Information Security is Everyone’s Responsibility

It’s October, and that means it is Cyber Security Awareness Month.  This is a time to reflect on the issues, and to think about what role you play in ensuring that your own, and the University’s information resources, are secure.   In my previous roles I wrote a number of blog posts that revolved around cyber-security, and especially the role the individual plays.  I don’t think much has changed since I wrote those.  The individual plays a significant role, and still seems to be the weak link in our overall strategy.  Whether it is responding to a phishing email, not patching a machine or losing an unecrypted device, human error, or lack of knowledge around best practices, underly most of the issues.

Recently, there have been a number of high profile incidents in the  Canadian Higher Education Sector, as well as many prominent private sector incidents, the most talked about one being Equifax.   Although the root causes of these issues may not be changing much, the public’s tolerance for them is quickly waning.  From the media and public perspective, it seems to be the same problem over and over again, and t0 the layperson it seems like these incidents could’ve be prevented with appropriate education and resourcing.  Nothing is ever that simple, and we do need to acknowledge that the threat landscape has grown significantly and is ever changing.  Often we simply can’t keep up with the bad agents.  That being said we can certainly mitigate the impact of these incidents with more awareness and resources.  Various levels of government and watchdog organizations have started to ask some hard questions and we need to respond along with our governments.

We don’t need to boil the ocean here. Taking some small, well orchestrated steps can completely change our security posture and significantly mitigate risks.   We need to remember that cyber security prevention is everyone’s responsibility and we are only as good as our weakest link.
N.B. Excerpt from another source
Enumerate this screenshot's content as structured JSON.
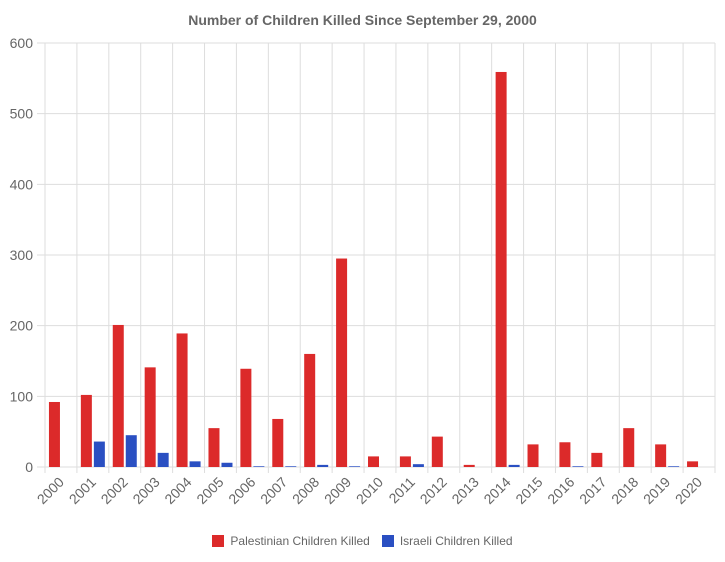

This understanding doesn’t always come naturally. If your neighbour decides to leave their doors unlocked it won’t really affect you; but in terms of cyber security, if the person next to you,  or across campus leaves their systems unpatched or responds to a phish, then it could impact you significantly.    Sometimes culture in Higher Education can be a significant barrier to taking even the smallest of steps, and we need to think about that.   I wrote a blog a few years back on how culture impedes our ability to tackle the issues around information security and I might bring that up for discussion in a  future post.

Here at ITS, we will be running various awareness events across the university over the next month.  I encourage you to check out our website and see what you know, or don’t know, and find out what your role could be.   Remember, you are your own best defence when it comes to protecting your information resources, and what you do, or don’t do, can  significantly impact others.  Small steps can generate big returns.